To Tilt or Not to Tilt

May 30, 2004

Bill Bernstein discusses differences in Vanguard & DFA philosophies, and the recent controversy he's stirred up about ETF performance.

At the end of the day, the gap between low-cost open-end index funds and ETFs is a crack in the sidewalk.  The gap between either of these and the average actively managed fund is the Grand Canyon.

Reams of Internet ink has been spilled in articles and discussion boards debating the merits of Vanguard index funds vs. Dimensional Fund Advisors' lineup of passive asset class funds.

However, the dispute really comes down to one major difference in investment philosophy, according to Bill Bernstein, editor of http://www.efficientfrontier.com/, as well as the already classic book "The Intelligent Asset Allocator."

"The basic difference between DFA and Vanguard is that the folks in Santa Monica believe in premia for value and small stocks, while those in Valley Forge do not," said Bernstein in an email interview. 

That fundamental divergence is reflected in many aspects of each firm.  Vanguard's retired founder John Bogle and its chief investment officer Gus Sauter have for years advocated market-cap weighted total market index funds.  Indeed, both are personally invested heavily in total market index funds, according to filings from Vanguard.  However, Vanguard does offer small-cap and value index funds, although they are not as concentrated in these areas as DFA's funds.

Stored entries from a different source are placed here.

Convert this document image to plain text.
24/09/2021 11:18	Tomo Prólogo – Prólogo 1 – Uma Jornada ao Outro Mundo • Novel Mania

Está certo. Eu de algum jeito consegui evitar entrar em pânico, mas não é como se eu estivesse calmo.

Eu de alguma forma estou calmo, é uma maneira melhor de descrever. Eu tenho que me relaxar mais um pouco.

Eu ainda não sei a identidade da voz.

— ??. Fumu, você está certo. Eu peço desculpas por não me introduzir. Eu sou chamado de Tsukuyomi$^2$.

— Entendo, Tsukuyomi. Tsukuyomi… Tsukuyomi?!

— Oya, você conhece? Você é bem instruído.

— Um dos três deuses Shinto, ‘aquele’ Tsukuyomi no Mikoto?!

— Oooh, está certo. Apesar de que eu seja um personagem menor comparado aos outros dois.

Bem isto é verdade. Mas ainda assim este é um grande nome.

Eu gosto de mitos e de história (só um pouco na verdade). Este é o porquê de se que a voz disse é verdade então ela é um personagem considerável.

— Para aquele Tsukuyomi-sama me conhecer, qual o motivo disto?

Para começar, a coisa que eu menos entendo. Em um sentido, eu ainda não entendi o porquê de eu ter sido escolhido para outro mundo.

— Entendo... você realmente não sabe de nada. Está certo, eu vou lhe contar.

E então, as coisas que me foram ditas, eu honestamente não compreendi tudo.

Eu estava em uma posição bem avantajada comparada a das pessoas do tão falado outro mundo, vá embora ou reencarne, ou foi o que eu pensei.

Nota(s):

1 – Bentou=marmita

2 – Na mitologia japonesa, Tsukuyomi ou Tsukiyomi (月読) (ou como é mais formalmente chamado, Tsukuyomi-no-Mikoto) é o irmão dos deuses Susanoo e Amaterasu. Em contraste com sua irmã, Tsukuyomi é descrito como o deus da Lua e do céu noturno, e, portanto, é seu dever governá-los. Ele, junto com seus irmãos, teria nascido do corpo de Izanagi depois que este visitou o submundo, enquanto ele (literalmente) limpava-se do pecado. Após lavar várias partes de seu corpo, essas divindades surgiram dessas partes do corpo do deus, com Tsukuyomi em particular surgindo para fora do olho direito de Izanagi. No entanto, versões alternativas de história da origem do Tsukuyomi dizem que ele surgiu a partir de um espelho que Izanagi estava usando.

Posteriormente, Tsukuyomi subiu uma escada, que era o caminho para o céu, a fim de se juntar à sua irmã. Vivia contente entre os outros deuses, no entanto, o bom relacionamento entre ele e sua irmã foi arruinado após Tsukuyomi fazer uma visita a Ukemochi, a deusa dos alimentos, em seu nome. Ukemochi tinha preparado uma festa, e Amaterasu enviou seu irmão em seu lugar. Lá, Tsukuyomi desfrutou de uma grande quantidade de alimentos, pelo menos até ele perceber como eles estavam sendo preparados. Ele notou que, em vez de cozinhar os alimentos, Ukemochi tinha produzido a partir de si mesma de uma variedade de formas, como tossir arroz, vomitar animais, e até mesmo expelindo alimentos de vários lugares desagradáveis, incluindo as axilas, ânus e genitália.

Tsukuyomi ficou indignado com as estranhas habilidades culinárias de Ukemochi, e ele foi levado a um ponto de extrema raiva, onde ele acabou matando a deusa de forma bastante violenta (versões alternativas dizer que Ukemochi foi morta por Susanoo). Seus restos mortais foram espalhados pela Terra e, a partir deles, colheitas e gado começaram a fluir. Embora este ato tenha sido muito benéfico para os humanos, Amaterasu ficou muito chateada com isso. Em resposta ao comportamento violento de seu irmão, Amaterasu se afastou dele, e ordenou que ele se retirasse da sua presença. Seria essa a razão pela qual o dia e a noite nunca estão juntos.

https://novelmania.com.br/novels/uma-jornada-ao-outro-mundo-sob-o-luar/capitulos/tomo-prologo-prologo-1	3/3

DFA funds, which are sold only through financial advisors, tend to be tilted more toward value and small-cap stocks, which have historically outperformed, although with more volatility.

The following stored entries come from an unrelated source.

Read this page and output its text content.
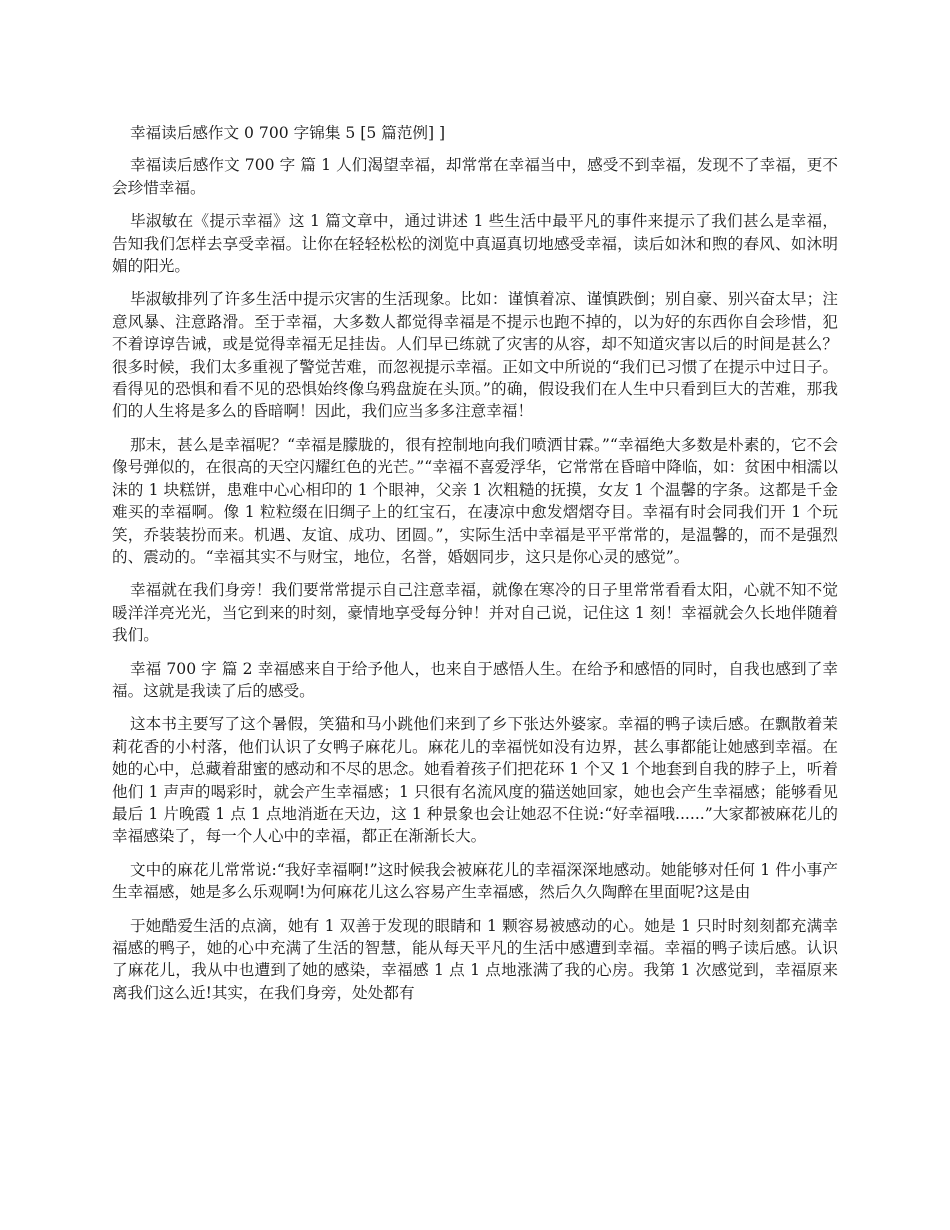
幸福读后感作文 0 700 字锦集 5 [5 篇范例] ]

幸福读后感作文 700 字 篇 1 人们渴望幸福，却常常在幸福当中，感受不到幸福，发现不了幸福，更不会珍惜幸福。

毕淑敏在《提示幸福》这 1 篇文章中，通过讲述 1 些生活中最平凡的事件来提示了我们甚么是幸福，告知我们怎样去享受幸福。让你在轻轻松松的浏览中真逼真切地感受幸福，读后如沐和煦的春风、如沐明媚的阳光。

毕淑敏排列了许多生活中提示灾害的生活现象。比如：谨慎着凉、谨慎跌倒；别自豪、别兴奋太早；注意风暴、注意路滑。至于幸福，大多数人都觉得幸福是不提示也跑不掉的，以为好的东西你自会珍惜，犯不着谆谆告诫，或是觉得幸福无足挂齿。人们早已练就了灾害的从容，却不知道灾害以后的时间是甚么？很多时候，我们太多重视了警觉苦难，而忽视提示幸福。正如文中所说的“我们已习惯了在提示中过日子。看得见的恐惧和看不见的恐惧始终像乌鸦盘旋在头顶。”的确，假设我们在人生中只看到巨大的苦难，那我们的人生将是多么的昏暗啊！因此，我们应当多多注意幸福！

那末，甚么是幸福呢？“幸福是朦胧的，很有控制地向我们喷洒甘霖。”“幸福绝大多数是朴素的，它不会像号弹似的，在很高的天空闪耀红色的光芒。”“幸福不喜爱浮华，它常常在昏暗中降临，如：贫困中相濡以沫的 1 块糕饼，患难中心心相印的 1 个眼神，父亲 1 次粗糙的抚摸，女友 1 个温馨的字条。这都是千金难买的幸福啊。像 1 粒粒缀在旧绸子上的红宝石，在凄凉中愈发熠熠夺目。幸福有时会同我们开 1 个玩笑，乔装装扮而来。机遇、友谊、成功、团圆。”，实际生活中幸福是平平常常的，是温馨的，而不是强烈的、震动的。“幸福其实不与财宝，地位，名誉，婚姻同步，这只是你心灵的感觉”。

幸福就在我们身旁！我们要常常提示自己注意幸福，就像在寒冷的日子里常常看看太阳，心就不知不觉暖洋洋亮光光，当它到来的时刻，豪情地享受每分钟！并对自己说，记住这 1 刻！幸福就会久长地伴随着我们。

幸福 700 字 篇 2 幸福感来自于给予他人，也来自于感悟人生。在给予和感悟的同时，自我也感到了幸福。这就是我读了后的感受。

这本书主要写了这个暑假，笑猫和马小跳他们来到了乡下张达外婆家。幸福的鸭子读后感。在飘散着茉莉花香的小村落，他们认识了女鸭子麻花儿。麻花儿的幸福恍如没有边界，甚么事都能让她感到幸福。在她的心中，总藏着甜蜜的感动和不尽的思念。她看着孩子们把花环 1 个又 1 个地套到自我的脖子上，听着他们 1 声声的喝彩时，就会产生幸福感；1 只很有名流风度的猫送她回家，她也会产生幸福感；能够看见最后 1 片晚霞 1 点 1 点地消逝在天边，这 1 种景象也会让她忍不住说:“好幸福哦......”大家都被麻花儿的幸福感染了，每一个人心中的幸福，都正在渐渐长大。

文中的麻花儿常常说:“我好幸福啊!”这时候我会被麻花儿的幸福深深地感动。她能够对任何 1 件小事产生幸福感，她是多么乐观啊!为何麻花儿这么容易产生幸福感，然后久久陶醉在里面呢?这是由

于她酷爱生活的点滴，她有 1 双善于发现的眼睛和 1 颗容易被感动的心。她是 1 只时时刻刻都充满幸福感的鸭子，她的心中充满了生活的智慧，能从每天平凡的生活中感遭到幸福。幸福的鸭子读后感。认识了麻花儿，我从中也遭到了她的感染，幸福感 1 点 1 点地涨满了我的心房。我第 1 次感觉到，幸福原来离我们这么近!其实，在我们身旁，处处都有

"I think that DFA is right, but even if you believe in their approach, there is no certainty that they are right, or even if they are, that your time horizon will be sufficiently long enough to collect those premia -- that's why they're known as risk premia," said Bernstein.

DFA is known for its expertise in trading the tiniest stocks, and for its tolerance for index tracking error. 

"If you can embrace the modest tracking error associated with ultra-low turnover and finicky transactional behavior, you should outperform even your best indexed peers by a small margin, and with small cap and value stocks, you'll also dramatically increase your tax efficiency," said Bernstein.

Although Bernstein clearly favors DFA funds, he thinks the Vanguard index funds have been improved with new MSCI U.S. equity benchmarks.

"They're an improvement, in general, over the S&P indexes, because of the lower transaction expenses of indexing them," said Bernstein. "Not as good as a completely passive approach, which avoids transacting merely to match the index precisely as much as possible, but better."